PCBC's Women's Ministry

Seeking Him, Serving Others

2012 Memory verse #7 April 1, 2012

Filed under: Scripture Memorization — Debbie @ 2:03 pm

Have you ever missed a meal?  I’m certain that by the time the next one came around you were probably very hungry.  Perhaps you were so hungry that you chose to eat earlier than normal.  I can only imagine how hungry Jesus might have been after fasting for 40 days.  Our modern translations of Matthew 4:2 just simply tell us that He was hungry, leaving us to fill in the blanks by imagining how hungry He really was.  That same word in Matthew 4:2 is used again in the next chapter as Jesus is teaching his followers.

“Blessed are those who hunger and thirst for righteousness, for they shall be satisfied.”  Matthew 5:5 NASB

Both “hunger” and “thirst” indicate an earnest craving or desire for something.  The definition for Greek word for thirst says it more strongly:  “those who are said to thirst painfully feel their want of, and eagerly long for, those things by which the soul is refreshed, supported, strengthened.”  It’s interesting to note that hunger is used to describe Jesus at the beginning of His earthly ministry while thirst is used at its end.  In John 19:28, we see one of the last recorded statements by Jesus when He says “I thirst.”  While Jesus’ earthly ministry is bookended by two experiences that put such demands on His body that He was physically craving food and drink, His entire life painted a portrait of a person who hungered and thirsted for righteousness.

It’s easy to understand that in Matthew 4:2, Jesus hungered for food while in John 19:28, Jesus thirsted for drink.  But, Jesus tells us to hunger and thirst for righteousness.  In general, righteousness is the only spiritual condition that is acceptable to God, but it also means “integrity, virtue, purity of life, rightness, correctness of thinking feeling, and acting.”  Jesus is telling us to long for holiness and purity.  He wants us to ache for an upright and virtuous life—one that thinks, feels, and acts more like Christ each day.

The problem is that many believers tend to snack and sip their way through life, getting a little Jesus here and there.  When we do that, we try to find our satisfaction in the world whether it be through pleasure, power, possessions, or popularity.  It’s kind of like trying to fill a bucket with holes; it can never be filled.  Those things never satisfy so we end up wanting more and more things to make us feel good, more authority, more material belongings, or more fame.  Jesus tells us that the only way to be satisfied is to hunger and thirst for what the world can’t offer.  We have another paradox of faith—the only way to be filled is to stay hungry.

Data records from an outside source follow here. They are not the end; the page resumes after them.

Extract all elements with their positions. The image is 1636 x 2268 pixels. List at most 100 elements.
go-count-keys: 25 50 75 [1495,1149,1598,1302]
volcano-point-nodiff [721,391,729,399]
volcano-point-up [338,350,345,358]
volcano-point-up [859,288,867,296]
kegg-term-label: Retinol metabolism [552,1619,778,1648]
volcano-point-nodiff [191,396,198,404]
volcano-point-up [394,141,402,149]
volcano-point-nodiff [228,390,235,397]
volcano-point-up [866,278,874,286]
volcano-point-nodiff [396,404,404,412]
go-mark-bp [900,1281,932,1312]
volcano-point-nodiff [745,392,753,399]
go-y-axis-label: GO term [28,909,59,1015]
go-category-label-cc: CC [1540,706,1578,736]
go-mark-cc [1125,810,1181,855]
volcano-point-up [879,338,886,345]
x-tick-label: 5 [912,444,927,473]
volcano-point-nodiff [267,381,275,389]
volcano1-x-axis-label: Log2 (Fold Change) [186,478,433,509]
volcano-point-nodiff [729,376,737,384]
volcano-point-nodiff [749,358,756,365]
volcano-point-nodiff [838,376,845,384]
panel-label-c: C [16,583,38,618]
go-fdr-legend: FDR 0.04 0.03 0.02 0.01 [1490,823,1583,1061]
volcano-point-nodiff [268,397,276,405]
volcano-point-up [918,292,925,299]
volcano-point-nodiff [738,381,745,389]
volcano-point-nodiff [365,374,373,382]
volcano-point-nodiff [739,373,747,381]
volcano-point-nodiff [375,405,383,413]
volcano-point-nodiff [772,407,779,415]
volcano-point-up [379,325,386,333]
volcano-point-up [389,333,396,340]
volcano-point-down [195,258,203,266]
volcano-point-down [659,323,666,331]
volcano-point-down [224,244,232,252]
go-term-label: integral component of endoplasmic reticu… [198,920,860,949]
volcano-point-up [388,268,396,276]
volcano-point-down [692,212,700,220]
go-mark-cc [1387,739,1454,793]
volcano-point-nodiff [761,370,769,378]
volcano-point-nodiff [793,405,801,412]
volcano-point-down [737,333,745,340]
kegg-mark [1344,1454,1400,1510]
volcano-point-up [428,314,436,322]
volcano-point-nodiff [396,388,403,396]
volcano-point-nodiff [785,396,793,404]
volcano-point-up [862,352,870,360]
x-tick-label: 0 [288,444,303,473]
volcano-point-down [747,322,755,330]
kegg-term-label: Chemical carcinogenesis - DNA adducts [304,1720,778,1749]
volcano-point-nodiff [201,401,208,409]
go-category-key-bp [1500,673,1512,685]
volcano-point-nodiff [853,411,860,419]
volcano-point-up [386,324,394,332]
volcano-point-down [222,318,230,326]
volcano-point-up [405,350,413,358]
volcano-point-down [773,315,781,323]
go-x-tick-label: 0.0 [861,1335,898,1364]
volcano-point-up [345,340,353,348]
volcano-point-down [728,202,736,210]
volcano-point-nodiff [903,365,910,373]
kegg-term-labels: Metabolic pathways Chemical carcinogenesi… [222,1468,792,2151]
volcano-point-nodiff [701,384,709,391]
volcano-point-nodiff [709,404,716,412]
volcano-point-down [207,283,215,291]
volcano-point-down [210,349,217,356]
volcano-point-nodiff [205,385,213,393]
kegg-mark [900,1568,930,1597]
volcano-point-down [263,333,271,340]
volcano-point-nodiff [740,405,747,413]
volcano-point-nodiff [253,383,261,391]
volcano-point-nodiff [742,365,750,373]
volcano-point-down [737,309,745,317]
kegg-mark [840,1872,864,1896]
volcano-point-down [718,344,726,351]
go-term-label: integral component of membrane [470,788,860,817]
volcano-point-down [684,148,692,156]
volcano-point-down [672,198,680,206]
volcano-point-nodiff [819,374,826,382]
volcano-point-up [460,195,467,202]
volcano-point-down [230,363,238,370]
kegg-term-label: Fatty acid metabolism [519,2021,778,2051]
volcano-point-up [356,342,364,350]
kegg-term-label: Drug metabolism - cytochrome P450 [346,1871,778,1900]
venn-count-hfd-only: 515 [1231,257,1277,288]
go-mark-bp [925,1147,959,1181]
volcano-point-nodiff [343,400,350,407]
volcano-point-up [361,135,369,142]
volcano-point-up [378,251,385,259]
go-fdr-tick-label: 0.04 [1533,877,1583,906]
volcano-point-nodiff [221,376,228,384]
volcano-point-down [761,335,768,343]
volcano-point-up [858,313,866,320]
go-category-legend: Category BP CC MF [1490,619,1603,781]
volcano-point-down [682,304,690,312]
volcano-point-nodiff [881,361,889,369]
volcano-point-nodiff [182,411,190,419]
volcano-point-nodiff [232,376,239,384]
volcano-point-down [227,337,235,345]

This means throwing aside the desires of the world for the ways of God.  It means actually looking, acting, and speaking differently than the world.  It means daily emptying ourselves of our self-righteousness, pride, and sin nature so that we have an appetite for God’s presence and His Word.  We see the continued process of the Beatitudes here:  we empty ourselves of the things that hinder us by recognizing our spiritual poverty, grieving over our sin, and yielding ourselves to the Holy Spirit.  It is in that kind of emptiness that hunger and thirst for righteousness thrive and where we can be filled.

Father, make me a person who hungers and thirsts.  I pray that I will empty myself of everything that hinders me from knowing You more and living rightly before You.  I pray that You will give me a hungry heart so I might experience the satisfaction that comes only from You.  Amen.